Une partition est un mixte hétérogène et toutes les tentatives de réduire cette hétérogénéité en homogénéisant ce fatras autour par exemple des chiffres (lettre mathématique !) s’est soldée par un échec.

Erkennung (F. Nicolas – Éd. Jobert)

Rousseau

Ce fut par exemple le projet explicite de Rousseau : la partition de chiffres à laquelle il arrivait était certes compactée, ayant drastiquement réduit les redondances propres au solfège traditionnel mais rendue ainsi indéchiffrable au fil d’un jeu instrumental c’est-à-dire selon la logique proprement musicale du « jeu » faisant passer une structure écrite dans la matière spécifique d’un corps-accord entre le corps physiologique d’un musicien et le corps mécanique d’un instrument.

Voir aussi les « tablatures » pour orgue qui ne sont pas des tablatures au sens précédent (inscription d’un geste instrumental) mais des partitions notées avec des lettres ordinaires et d’autres signes graphiques plutôt qu’avec les notes traditionnelles.

Qu’il y ait fatras, et fatras musicalement irréductible ne doit pas effacer la différence entre écriture (lettres musicales spécifiques) et notations (figures, dessins, mots et nombres), faute de quoi la tension conceptuelle au cœur du solfège – qu’est-ce qui relève d’une structuration spécifiquement musicale de l’apparaître sonore ?, qu’est-ce qui de cet apparaître relève de traits plus malléables — se trouve effacée et toutes nos questions deviennent rabattues en simples questions pragmatiques et purement techniques.

L’écriture musicale est un dispositif logique

Thèse intellectuellement capitale : l’écriture musicale est un dispositif logique (si logique désigne ici un régime de consistance de l’apparaître, ce qui fait consister le phénoménal [3]) et non pas simplement un dispositif technique (alors relativement neutre) d’inscription.

La logique musicale concerne alors proprement les lois de musicalisation des phénomènes sonores.
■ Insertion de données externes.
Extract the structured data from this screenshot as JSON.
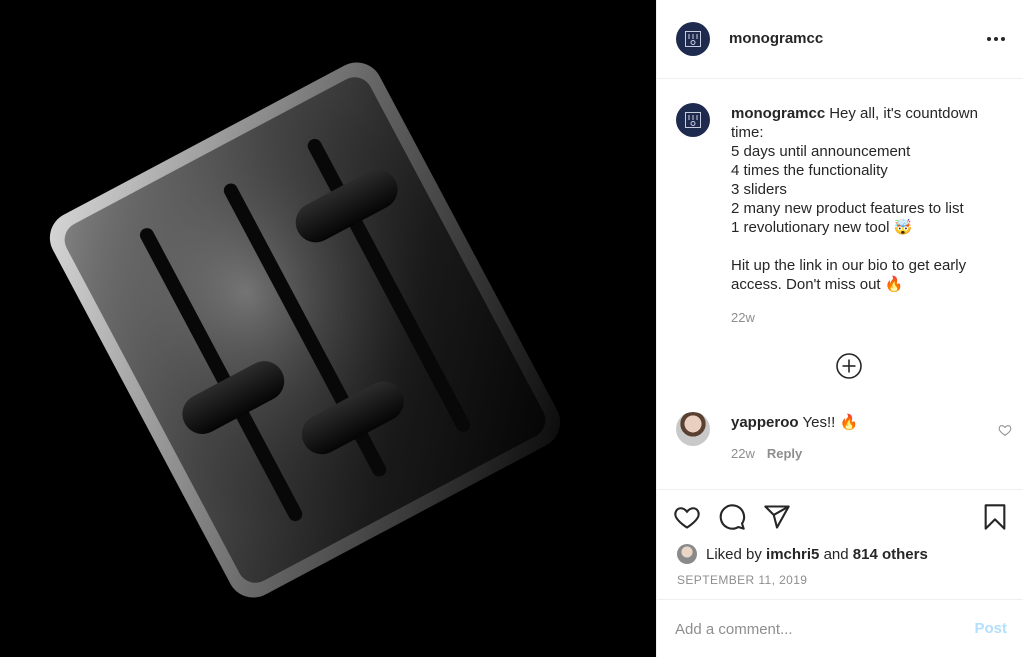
{
  "post": {
    "username": "monogramcc",
    "caption_lines": [
      "Hey all, it's countdown time:",
      "5 days until announcement",
      "4 times the functionality",
      "3 sliders",
      "2 many new product features to list",
      "1 revolutionary new tool 🤯",
      "",
      "Hit up the link in our bio to get early access. Don't miss out 🔥"
    ],
    "caption_time": "22w",
    "likes_prefix": "Liked by",
    "likes_user": "imchri5",
    "likes_conjunction": "and",
    "likes_others": "814 others",
    "date": "SEPTEMBER 11, 2019"
  },
  "comments": [
    {
      "username": "yapperoo",
      "text": "Yes!! 🔥",
      "time": "22w",
      "reply_label": "Reply"
    }
  ],
  "add_comment": {
    "placeholder": "Add a comment...",
    "post_label": "Post"
  },
  "colors": {
    "accent_disabled": "#b2dffc",
    "avatar_bg": "#1e2a4e",
    "text": "#262626",
    "muted": "#8e8e8e"
  },
  "icons": [
    "monogram-logo-icon",
    "more-options-icon",
    "load-more-comments-icon",
    "heart-icon",
    "comment-icon",
    "share-icon",
    "bookmark-icon",
    "comment-like-icon"
  ]
}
Et la thèse ici soutenue consiste à poser que le solfège est un opérateur central de cette logique musicale.

Ainsi, l’écriture – et plus globalement le solfège dont elle constitue le noyau catégorique – matérialise une logique du musical, la logique de ce qui fait qu’un son est spécifiquement musical.

Essentiellement un son devient musical de deux manières, distinguables quoiqu’assez étroitement corrélées :

·       s’il est la trace d’un jeu instrumental (un son mécanique, à proprement parler n’est pas musical : tout instrument sonore n’est pas ipso facto un instrument de musique [4]) ;

·       s’il est musicalement écrit c’est-à-dire a minima mesuré rythmiquement, donc musicalement rythmé : il suffit par exemple de répéter un son trouvé sur le rythme du motif de V° de Beethoven pour projeter ce son dans le monde musical.
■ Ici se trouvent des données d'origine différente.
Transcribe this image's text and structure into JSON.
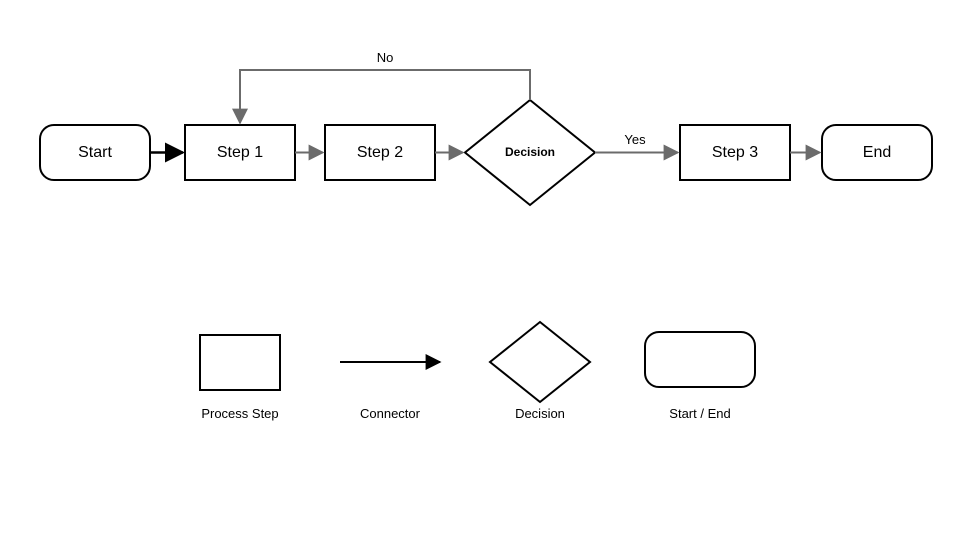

Que l’écriture musicale relève de la logique de la musique — de la logique du monde-Musique – induit que son histoire va être indissociable de l’histoire de la structuration du monde-Musique, de l’histoire des catégories logiques qui le structure. Autant dire que les crises et mutations de l’écriture musicale sont des crises et des mutations logiques et nullement de simples évolutions techniques.

Exemple : Schaeffer

Pour en donner un exemple fameux, lorsque Pierre Schaeffer entreprend dans les années 60 de bouleverser l’art musical traditionnel sur la base d’un renversement perceptif, postulat de l’acousmatique – laissons ici de côté la question de l’évaluation exacte de ce postulat -, il prend bien pour cible le solfège musical traditionnel et se donne comme objectif la constitution d’un nouveau solfège, le solfège acousmatique des objets sonores : pour lui, le solfège est bien au cœur de la question des orientations musicales, et nullement une question latérale et subordonnée.

Exemples historiques : logique technique, non l’inverse !
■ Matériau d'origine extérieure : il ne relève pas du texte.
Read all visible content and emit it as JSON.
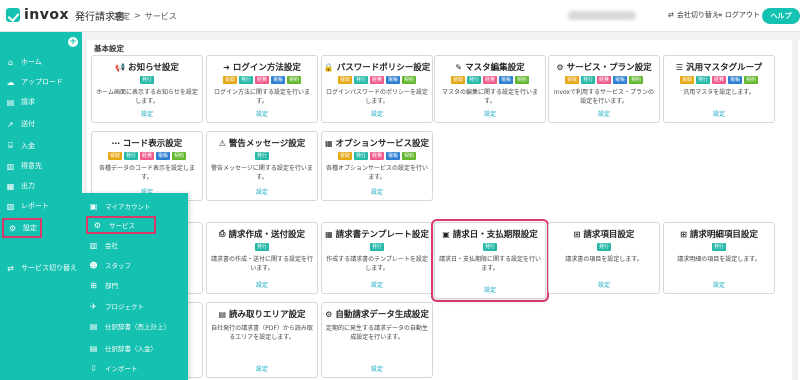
{
  "brand": {
    "name": "invox",
    "product": "発行請求書"
  },
  "breadcrumb": [
    "設定",
    ">",
    "サービス"
  ],
  "header": {
    "switch_company": "会社切り替え",
    "logout": "ログアウト",
    "help": "ヘルプ"
  },
  "colors": {
    "accent": "#15c1b0",
    "highlight": "#d9396b",
    "link": "#15a8c1"
  },
  "sidebar": {
    "items": [
      {
        "label": "ホーム",
        "icon": "home-icon"
      },
      {
        "label": "アップロード",
        "icon": "upload-icon"
      },
      {
        "label": "請求",
        "icon": "document-icon"
      },
      {
        "label": "送付",
        "icon": "send-icon"
      },
      {
        "label": "入金",
        "icon": "bank-icon"
      },
      {
        "label": "得意先",
        "icon": "building-icon"
      },
      {
        "label": "出力",
        "icon": "export-icon"
      },
      {
        "label": "レポート",
        "icon": "report-icon"
      },
      {
        "label": "設定",
        "icon": "gear-icon"
      },
      {
        "label": "サービス切り替え",
        "icon": "switch-icon"
      }
    ]
  },
  "submenu": {
    "items": [
      {
        "label": "マイアカウント",
        "icon": "account-icon"
      },
      {
        "label": "サービス",
        "icon": "gears-icon"
      },
      {
        "label": "会社",
        "icon": "company-icon"
      },
      {
        "label": "スタッフ",
        "icon": "staff-icon"
      },
      {
        "label": "部門",
        "icon": "org-icon"
      },
      {
        "label": "プロジェクト",
        "icon": "project-icon"
      },
      {
        "label": "仕訳辞書（売上計上）",
        "icon": "book-icon"
      },
      {
        "label": "仕訳辞書（入金）",
        "icon": "book-icon"
      },
      {
        "label": "インポート",
        "icon": "import-icon"
      }
    ]
  },
  "section": {
    "title": "基本設定"
  },
  "badge_labels": {
    "hakko": "発行",
    "jushin": "受取",
    "keihi": "経費",
    "denchou": "電帳",
    "keiyaku": "契約"
  },
  "cards": [
    {
      "title": "お知らせ設定",
      "icon": "megaphone-icon",
      "desc": "ホーム画面に表示するお知らせを設定します。",
      "link": "設定"
    },
    {
      "title": "ログイン方法設定",
      "icon": "login-icon",
      "desc": "ログイン方法に関する設定を行います。",
      "link": "設定"
    },
    {
      "title": "パスワードポリシー設定",
      "icon": "lock-icon",
      "desc": "ログインパスワードのポリシーを設定します。",
      "link": "設定"
    },
    {
      "title": "マスタ編集設定",
      "icon": "edit-icon",
      "desc": "マスタの編集に関する設定を行います。",
      "link": "設定"
    },
    {
      "title": "サービス・プラン設定",
      "icon": "gear-icon",
      "desc": "invoxで利用するサービス・プランの設定を行います。",
      "link": "設定"
    },
    {
      "title": "汎用マスタグループ",
      "icon": "list-icon",
      "desc": "汎用マスタを設定します。",
      "link": "設定"
    },
    {
      "title": "コード表示設定",
      "icon": "ellipsis-icon",
      "desc": "各種データのコード表示を設定します。",
      "link": "設定"
    },
    {
      "title": "警告メッセージ設定",
      "icon": "warning-icon",
      "desc": "警告メッセージに関する設定を行います。",
      "link": "設定"
    },
    {
      "title": "オプションサービス設定",
      "icon": "grid-icon",
      "desc": "各種オプションサービスの設定を行います。",
      "link": "設定"
    },
    {
      "title": "請求作成・送付設定",
      "icon": "printer-icon",
      "desc": "請求書の作成・送付に関する設定を行います。",
      "link": "設定"
    },
    {
      "title": "請求書テンプレート設定",
      "icon": "template-icon",
      "desc": "作成する請求書のテンプレートを設定します。",
      "link": "設定"
    },
    {
      "title": "請求日・支払期限設定",
      "icon": "calendar-icon",
      "desc": "請求日・支払期限に関する設定を行います。",
      "link": "設定"
    },
    {
      "title": "請求項目設定",
      "icon": "sitemap-icon",
      "desc": "請求書の項目を設定します。",
      "link": "設定"
    },
    {
      "title": "請求明細項目設定",
      "icon": "sitemap-icon",
      "desc": "請求明細の項目を設定します。",
      "link": "設定"
    },
    {
      "title": "読み取りエリア設定",
      "icon": "scan-icon",
      "desc": "自社発行の請求書（PDF）から読み取るエリアを設定します。",
      "link": "設定"
    },
    {
      "title": "自動請求データ生成設定",
      "icon": "cog-icon",
      "desc": "定期的に発生する請求データの自動生成設定を行います。",
      "link": "設定"
    }
  ]
}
On pourrait de même montrer comment l’évolution du solfège et plus centralement de la note de musique est liée à l’évolution des grandes catégories structurant musicalement les sons, de la logique musicale e structuration spécifique du sonore.

Donnons-en ici quatre exemples historiques.

1. Ligne surface

Le passage d’une écriture linéaire (typiquement celle de l’écriture du canon [5]) à une écriture de surface (par superposition synchrone de plusieurs voix sur la même portée) est lié à une nouvelle catégorisation proprement harmonique (verticale donc) de la polyphonie qui opère au début du XVII°, à l’émergence donc de la catégorie d’harmonie devenant fonctionnelle.

Canon à deux voix :

soit la ligne plane suivante :

Réalisation du canon :

soit la surface plane (le ruban) suivante :

Voir les canons plus sophistiqués de Jean-Sébastien Bach, par exemple dans L’Offrande musicale :

2. Surface volume projeté

Le passage d’une écriture plane à une écriture implicitement en volume (par superposition de portées-surfaces) est lié à la constitution d’une pensée musicale proprement orchestrale puis symphonique (école de Mannheim…) et plus simplement instrumentale.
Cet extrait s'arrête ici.